Content owners are far from thrilled at the idea that Google can basically make a profit through advertising via people watching the video content on Youtube which Google didn't purchase and which is very frequently in blunt violation of copyright law (and I was enjoying those illegal uploads of entire episodes of NBC's series "Heroes" until the uploader's account was suspended, too. Damn the Man!).

I'm not sure how Us copyright law works in this situation. The DMCA provides a safe harbour for Google from prosecution for contributory copyright infringement if they're not notified that a copyright violation is occurring on their system I think. But if they're provided formal notification, then the allegedly infringing content must be removed (a so-called "DMCA takedown").

It seems both Google and content owners feel that this system as it currently stands is unworkable. The'yre probably right. The sheer volume of content involved makes formal notification difficult, and formal policing costly. A lot of the dispute seems to revolve around the policing. Content owners want Google to do the policing, but Google wants content owners to pay for the policing. Google call this a "service" I guess, but content owners apparently prefer to call it a "shakedown".

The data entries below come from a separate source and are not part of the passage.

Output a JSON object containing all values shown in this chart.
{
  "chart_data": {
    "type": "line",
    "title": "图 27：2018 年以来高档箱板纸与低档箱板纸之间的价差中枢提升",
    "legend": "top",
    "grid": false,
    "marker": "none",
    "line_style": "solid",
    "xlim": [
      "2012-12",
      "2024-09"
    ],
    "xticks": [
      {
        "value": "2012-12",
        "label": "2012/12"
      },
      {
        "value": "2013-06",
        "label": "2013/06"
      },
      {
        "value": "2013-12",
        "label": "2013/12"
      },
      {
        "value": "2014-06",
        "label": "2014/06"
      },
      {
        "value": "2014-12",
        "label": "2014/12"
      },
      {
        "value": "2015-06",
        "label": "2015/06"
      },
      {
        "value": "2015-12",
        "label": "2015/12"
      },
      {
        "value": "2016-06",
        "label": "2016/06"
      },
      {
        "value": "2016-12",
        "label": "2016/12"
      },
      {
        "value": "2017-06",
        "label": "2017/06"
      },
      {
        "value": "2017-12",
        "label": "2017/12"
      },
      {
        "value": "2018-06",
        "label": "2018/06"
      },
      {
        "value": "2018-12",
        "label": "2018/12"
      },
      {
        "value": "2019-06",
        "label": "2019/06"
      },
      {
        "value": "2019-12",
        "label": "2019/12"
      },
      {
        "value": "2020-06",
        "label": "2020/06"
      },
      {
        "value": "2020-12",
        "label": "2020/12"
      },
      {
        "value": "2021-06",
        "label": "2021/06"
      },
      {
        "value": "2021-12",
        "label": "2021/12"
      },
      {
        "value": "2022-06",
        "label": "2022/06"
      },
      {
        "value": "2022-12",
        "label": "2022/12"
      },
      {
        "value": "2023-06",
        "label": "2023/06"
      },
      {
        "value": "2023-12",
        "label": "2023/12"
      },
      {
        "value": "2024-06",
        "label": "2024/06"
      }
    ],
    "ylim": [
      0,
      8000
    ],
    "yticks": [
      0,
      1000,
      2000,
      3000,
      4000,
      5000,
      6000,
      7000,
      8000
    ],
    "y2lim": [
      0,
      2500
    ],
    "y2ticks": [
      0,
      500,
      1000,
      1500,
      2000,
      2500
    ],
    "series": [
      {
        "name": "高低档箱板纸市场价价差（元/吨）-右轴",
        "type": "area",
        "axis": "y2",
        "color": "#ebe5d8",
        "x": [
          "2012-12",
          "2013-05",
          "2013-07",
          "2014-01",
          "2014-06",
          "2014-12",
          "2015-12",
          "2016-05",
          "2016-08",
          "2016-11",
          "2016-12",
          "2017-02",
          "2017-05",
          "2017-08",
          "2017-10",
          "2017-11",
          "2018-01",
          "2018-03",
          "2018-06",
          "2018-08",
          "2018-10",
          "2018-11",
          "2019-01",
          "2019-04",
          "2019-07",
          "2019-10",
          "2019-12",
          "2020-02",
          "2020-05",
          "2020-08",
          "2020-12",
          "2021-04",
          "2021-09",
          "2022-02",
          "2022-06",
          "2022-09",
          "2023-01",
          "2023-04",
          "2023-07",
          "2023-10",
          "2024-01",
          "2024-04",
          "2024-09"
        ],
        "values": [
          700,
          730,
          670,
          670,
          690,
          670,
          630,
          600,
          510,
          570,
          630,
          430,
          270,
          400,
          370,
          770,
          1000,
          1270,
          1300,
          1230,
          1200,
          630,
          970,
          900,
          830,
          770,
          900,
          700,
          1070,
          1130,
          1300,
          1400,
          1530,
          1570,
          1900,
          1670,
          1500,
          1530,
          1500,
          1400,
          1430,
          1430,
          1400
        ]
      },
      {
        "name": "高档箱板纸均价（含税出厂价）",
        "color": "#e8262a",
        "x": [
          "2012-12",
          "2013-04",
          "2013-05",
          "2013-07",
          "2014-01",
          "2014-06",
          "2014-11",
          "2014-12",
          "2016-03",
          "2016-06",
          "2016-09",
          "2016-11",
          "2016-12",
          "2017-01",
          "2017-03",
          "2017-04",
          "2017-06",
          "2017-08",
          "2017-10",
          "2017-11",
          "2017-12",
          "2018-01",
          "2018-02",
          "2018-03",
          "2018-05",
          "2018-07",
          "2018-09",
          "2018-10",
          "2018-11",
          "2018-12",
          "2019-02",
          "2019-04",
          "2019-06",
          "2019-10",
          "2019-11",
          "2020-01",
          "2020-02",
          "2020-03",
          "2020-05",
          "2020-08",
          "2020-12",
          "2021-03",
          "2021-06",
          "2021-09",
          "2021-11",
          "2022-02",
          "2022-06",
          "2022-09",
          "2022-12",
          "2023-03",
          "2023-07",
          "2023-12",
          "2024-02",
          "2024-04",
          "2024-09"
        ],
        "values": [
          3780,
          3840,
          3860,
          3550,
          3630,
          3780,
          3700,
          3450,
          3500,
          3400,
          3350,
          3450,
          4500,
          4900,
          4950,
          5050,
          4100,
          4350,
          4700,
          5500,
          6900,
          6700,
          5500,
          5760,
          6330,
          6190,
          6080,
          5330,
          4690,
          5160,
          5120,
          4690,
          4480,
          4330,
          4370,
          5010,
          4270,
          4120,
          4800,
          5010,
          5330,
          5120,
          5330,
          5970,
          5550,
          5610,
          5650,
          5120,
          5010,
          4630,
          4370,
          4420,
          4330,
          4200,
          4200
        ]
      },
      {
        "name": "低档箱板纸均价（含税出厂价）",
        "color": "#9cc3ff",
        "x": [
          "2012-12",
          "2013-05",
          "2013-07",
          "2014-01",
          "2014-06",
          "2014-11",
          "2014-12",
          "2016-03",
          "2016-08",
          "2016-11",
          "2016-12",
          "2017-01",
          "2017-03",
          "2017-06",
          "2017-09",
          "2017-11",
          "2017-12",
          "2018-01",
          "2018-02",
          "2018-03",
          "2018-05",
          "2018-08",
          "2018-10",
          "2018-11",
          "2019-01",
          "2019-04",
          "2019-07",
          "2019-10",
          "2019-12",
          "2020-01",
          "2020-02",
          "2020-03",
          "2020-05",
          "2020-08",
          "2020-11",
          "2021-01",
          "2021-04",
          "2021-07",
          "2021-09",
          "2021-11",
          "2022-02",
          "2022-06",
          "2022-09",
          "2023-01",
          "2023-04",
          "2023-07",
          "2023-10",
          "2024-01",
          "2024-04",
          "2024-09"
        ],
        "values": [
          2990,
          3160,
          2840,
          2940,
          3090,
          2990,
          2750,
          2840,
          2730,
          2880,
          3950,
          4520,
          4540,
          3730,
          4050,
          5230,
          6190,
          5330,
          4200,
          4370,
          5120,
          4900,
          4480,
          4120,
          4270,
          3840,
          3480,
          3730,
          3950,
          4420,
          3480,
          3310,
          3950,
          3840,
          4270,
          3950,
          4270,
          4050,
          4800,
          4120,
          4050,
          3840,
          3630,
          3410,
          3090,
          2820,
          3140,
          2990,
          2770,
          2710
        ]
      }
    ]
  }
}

I suspect that there'll be a lot of lobbying for changes in US copyright law from both parties. Interesting to see who wins out. Content providers seem better established to demand a stricter enforcement regime than the DMCA allows through its pro-business position, but, bluntly, Google's CEO basically articulated what the vast majority of Youtube users actually want, ethics and law be damned. To quote from one of the many people who left comments praising the "Heroes" uploader's efforts in providing full episodes to those not in the US and who are blocked from watching at the official NBC website: "dude, you're the Robin Hood of Youtube". Google would have popular opinion on its side.